S3 also offers classes of storage that get cheaper with less readability needs. Data can be moved from S3 Standard which is high availability to S3 infrequent access which is cheaper but also has slightly slower read/writes. Very old data can then be moved to S3 Glacier which is the cheapest of the classes but also is very slow on access and restore. Processes can be defined around your data rules to maximize your storage vs. cost. We will walk through that process in a later post as well. For now, we will work in S3 Standard since the cost is already low.
So, let’s get into it. Here are the steps required to automate data from a local folder to you first S3 bucket!
- You will need to create your first S3 bucket in the AWS console. For more details, please see the AWS documentation. We will call this bucket “DataDump002”. No need for anything fancy just yet.
- The next step will be setting up the right access to the bucket from a newly created IAM user. For this, navigate to IAM in AWS and create a new user. I called mine “AutoUploader”, put it in a group called “AutoUploaderGroup” and set its permission to “AmazonS3FullAccess”
- Be sure to copy the ARN as well as the Key and Secret Key.
- From here, navigate back to your S3 Bucket and click on your bucket to get to the details and click on Bucket Policy. This is where you will define the JSON string that grants the correct permissions for read write. This step is a bit tricky as the Policy Generator in the IAM tool can create some odd rules and cause some errors if the bucket is empty vs. a dummy file being in place. Please see my JSON below for a working sample. Replace what is in BOLD for the ARN for your IAM user and the bucket. If you get errors saving this rule, remove all items from the Action section except the Get and Put, and add them back in once you have data in the bucket at a later time.
- JSON Policy for Bucket
{
“Version”: “2012-10-17”,
“Id”: “Policy1537137960662”,
“Statement”: [
{
“Sid”: “Stmt1537137433831”,
“Effect”: “Allow”,
“Principal”: {
“AWS”: “arn:aws:iam::123456789:user/AutoUploader“
},
“Action”: [
“s3:Get*”,
“s3:Put*”,
“s3:List*”,
“s3:ListBucket”,
“s3:ListBucketVersions”
],
“Resource”: “arn:aws:s3:::dailydatadump02“
}
]
}
- That should be it for the set-up portion on AWS. For the next section you will need to download and install AWS Command Line Interface which can be found using a Google Search.

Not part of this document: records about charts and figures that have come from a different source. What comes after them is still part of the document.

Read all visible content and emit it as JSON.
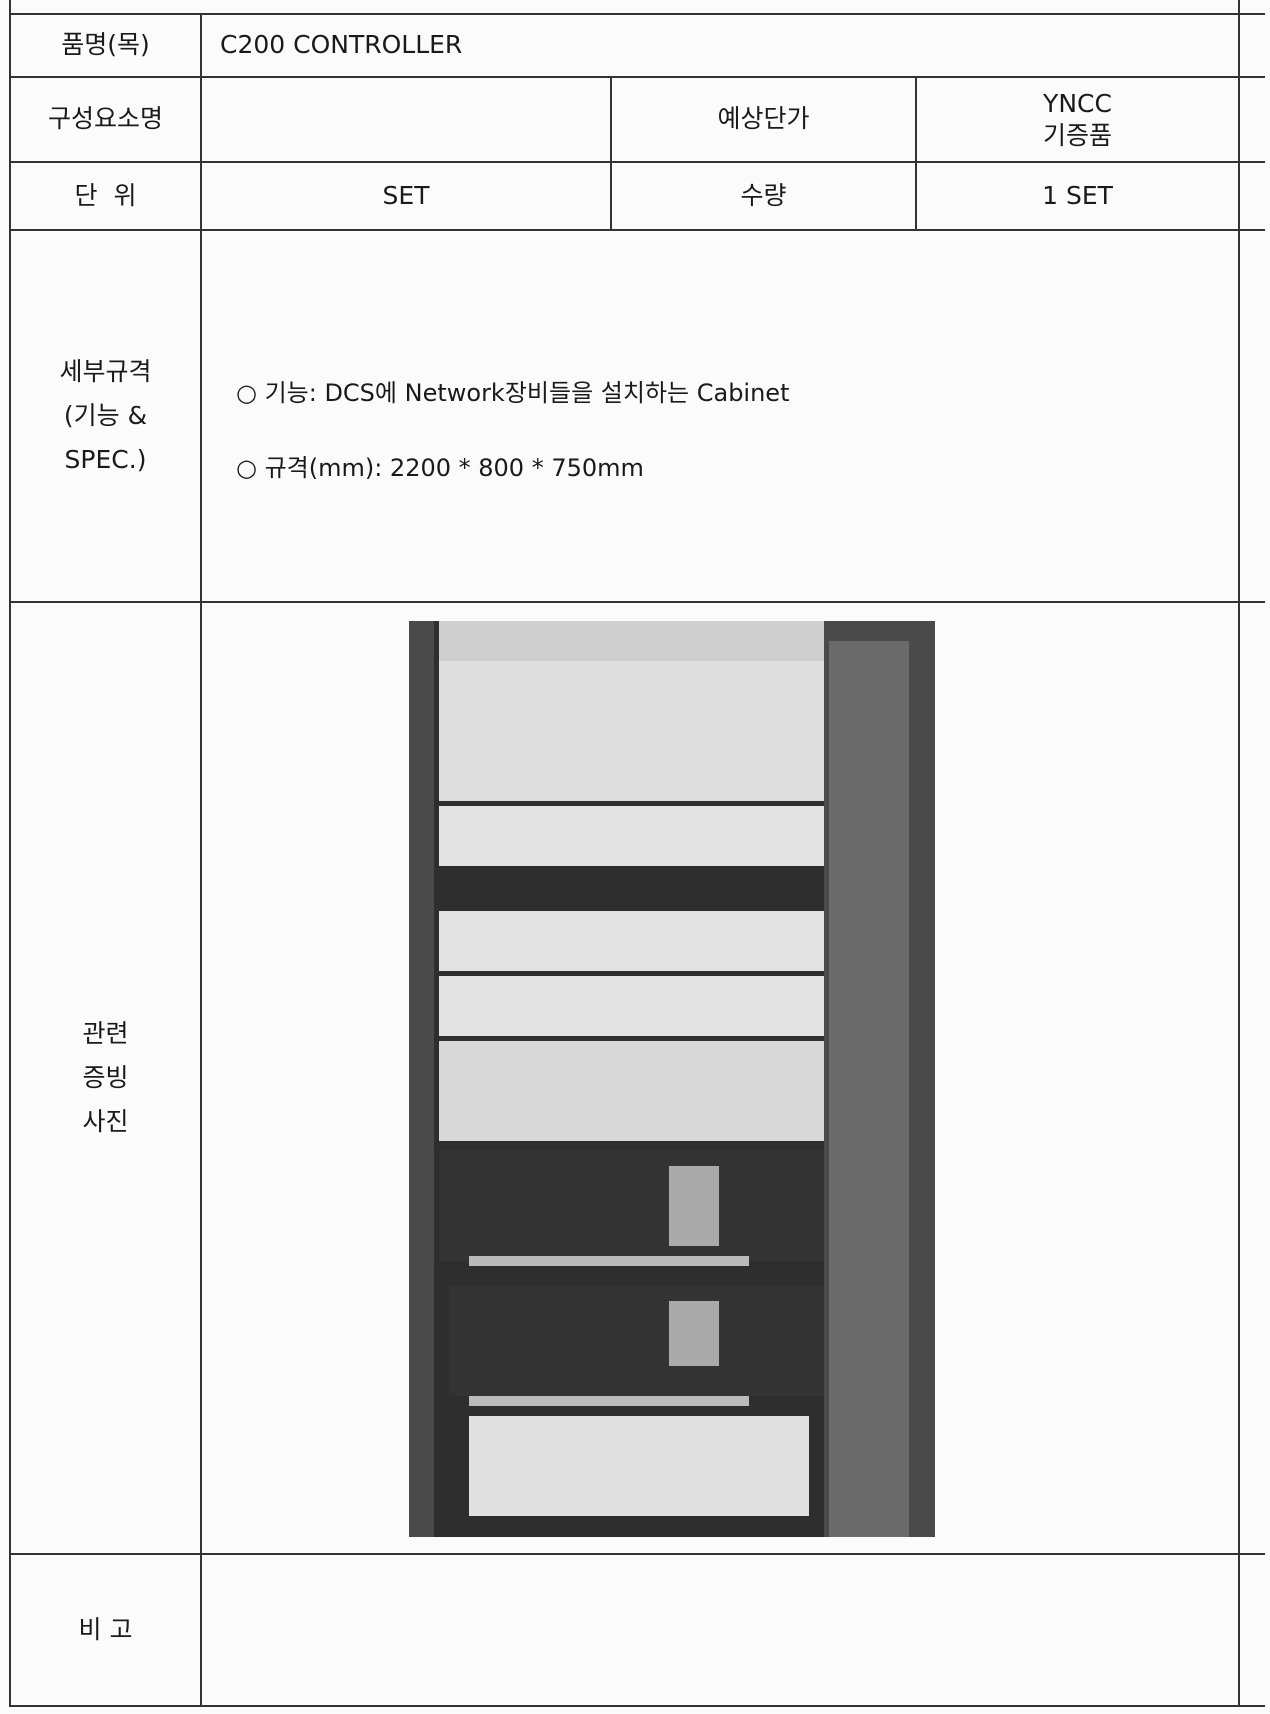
{
  "table": {
    "item_name": {
      "label": "품명(목)",
      "value": "C200 CONTROLLER"
    },
    "component": {
      "label": "구성요소명"
    },
    "price": {
      "label": "예상단가",
      "value_lines": [
        "YNCC",
        "기증품"
      ]
    },
    "unit": {
      "label": "단  위",
      "value": "SET"
    },
    "quantity": {
      "label": "수량",
      "value": "1 SET"
    },
    "spec": {
      "label_lines": [
        "세부규격",
        "(기능 &",
        "SPEC.)"
      ],
      "items": [
        "○ 기능: DCS에 Network장비들을 설치하는 Cabinet",
        "○ 규격(mm): 2200 * 800 * 750mm"
      ]
    },
    "photo": {
      "label_lines": [
        "관련",
        "증빙",
        "사진"
      ]
    },
    "remarks": {
      "label": "비 고"
    }
  }
}
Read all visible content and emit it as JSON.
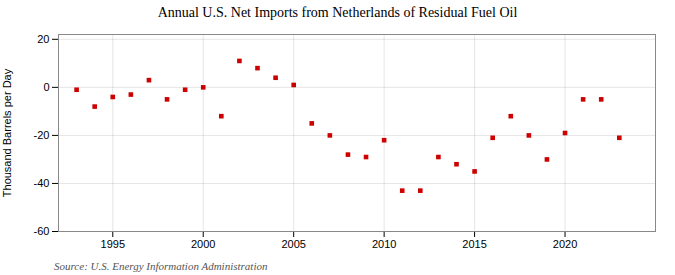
{
  "chart_data": {
    "type": "scatter",
    "title": "Annual U.S. Net Imports from Netherlands of Residual Fuel Oil",
    "ylabel": "Thousand Barrels per Day",
    "source": "Source: U.S. Energy Information Administration",
    "x": [
      1993,
      1994,
      1995,
      1996,
      1997,
      1998,
      1999,
      2000,
      2001,
      2002,
      2003,
      2004,
      2005,
      2006,
      2007,
      2008,
      2009,
      2010,
      2011,
      2012,
      2013,
      2014,
      2015,
      2016,
      2017,
      2018,
      2019,
      2020,
      2021,
      2022,
      2023
    ],
    "values": [
      -1,
      -8,
      -4,
      -3,
      3,
      -5,
      -1,
      0,
      -12,
      11,
      8,
      4,
      1,
      -15,
      -20,
      -28,
      -29,
      -22,
      -43,
      -43,
      -29,
      -32,
      -35,
      -21,
      -12,
      -20,
      -30,
      -19,
      -5,
      -5,
      -21
    ],
    "color": "#cc0000",
    "marker": "square",
    "xlim": [
      1992,
      2025
    ],
    "xticks": [
      1995,
      2000,
      2005,
      2010,
      2015,
      2020
    ],
    "ylim": [
      -60,
      22
    ],
    "yticks": [
      -60,
      -40,
      -20,
      0,
      20
    ],
    "grid": true
  }
}
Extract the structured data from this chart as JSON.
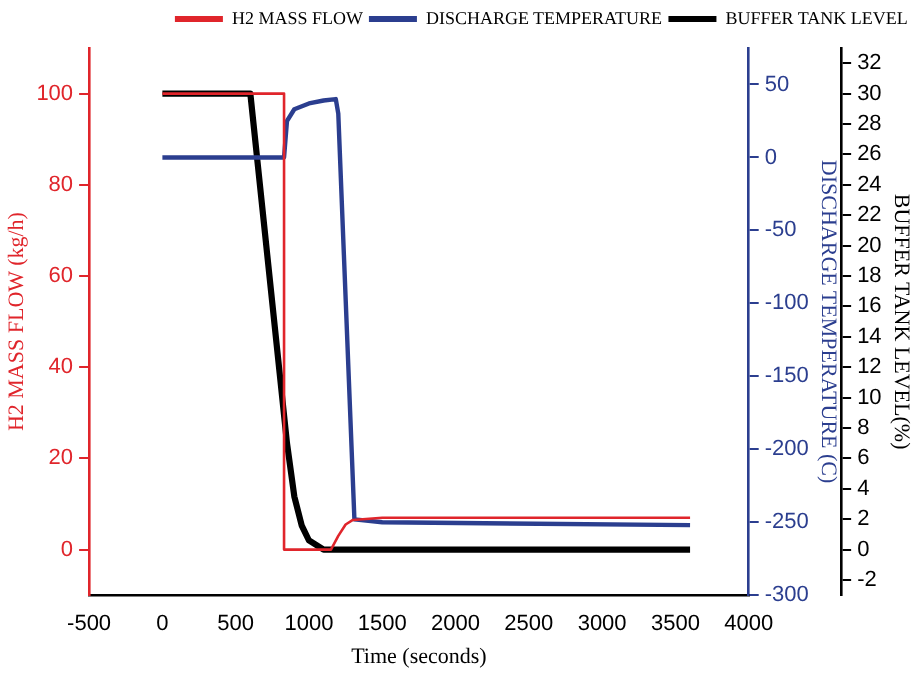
{
  "chart_data": {
    "type": "line",
    "xlabel": "Time (seconds)",
    "ylabel": "H2 MASS FLOW (kg/h)",
    "y2label": "DISCHARGE TEMPERATURE (C)",
    "y3label": "BUFFER TANK LEVEL(%)",
    "xlim": [
      -500,
      4000
    ],
    "xticks": [
      -500,
      0,
      500,
      1000,
      1500,
      2000,
      2500,
      3000,
      3500,
      4000
    ],
    "ylim": [
      -10,
      110
    ],
    "yticks": [
      0,
      20,
      40,
      60,
      80,
      100
    ],
    "y2lim": [
      -300,
      75
    ],
    "y2ticks": [
      -300,
      -250,
      -200,
      -150,
      -100,
      -50,
      0,
      50
    ],
    "y3lim": [
      -3,
      33
    ],
    "y3ticks": [
      -2,
      0,
      2,
      4,
      6,
      8,
      10,
      12,
      14,
      16,
      18,
      20,
      22,
      24,
      26,
      28,
      30,
      32
    ],
    "grid": false,
    "legend": "top right",
    "marker": "none",
    "line_style": "solid",
    "series": [
      {
        "name": "H2 MASS FLOW",
        "color": "#e0252b",
        "x": [
          0,
          830,
          830,
          1150,
          1200,
          1250,
          1300,
          1500,
          3600
        ],
        "values": [
          100,
          100,
          0,
          0,
          3,
          5.5,
          6.5,
          7,
          7
        ]
      },
      {
        "name": "DISCHARGE TEMPERATURE",
        "color": "#2b3e8f",
        "axis": "y2",
        "x": [
          0,
          830,
          850,
          900,
          1000,
          1100,
          1183,
          1200,
          1310,
          1500,
          3600
        ],
        "values": [
          0,
          0,
          25,
          33,
          37,
          39,
          40,
          30,
          -248,
          -250,
          -252
        ]
      },
      {
        "name": "BUFFER TANK LEVEL",
        "color": "#000000",
        "axis": "y3",
        "x": [
          0,
          600,
          700,
          800,
          850,
          900,
          950,
          1000,
          1100,
          3600
        ],
        "values": [
          30,
          30,
          20.8,
          11.6,
          7,
          3.5,
          1.6,
          0.6,
          0,
          0
        ]
      }
    ]
  }
}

Once installed, you will need to restart your machine.
- Once restarted, run the command “AWS Config”.
- You will be promoted for your key and secret key from Step 2.
- Enter the region your AWS was set up in. The S3 buckets do not require a region. Mine was set to us-east-1.
- Set output to “text”
- For this example I created a local folder on my C drive and dropped 3 big data files I downloaded with data surrouding the world happiness index which is free to download from https://www.kaggle.com/
- From here all you need to know is the following two commands.
- aws s3 sync . s3://dailydatadump to sync files from your local folder to your bucket
- aws s3 sync s3://dailydatadump . to sync files from your S3 bucket back to your local folder
- The sync command works a lot like the XCOPY command in regular BAT file command prompt. Files that exist and are unchanged will be skipped and save you the processing time.
- That’s it! A few small tweaks and this can now be set as BAT file and scheduled to run every few minutes to keep data files flowing to your S3 bucket for all your future data analysis needs!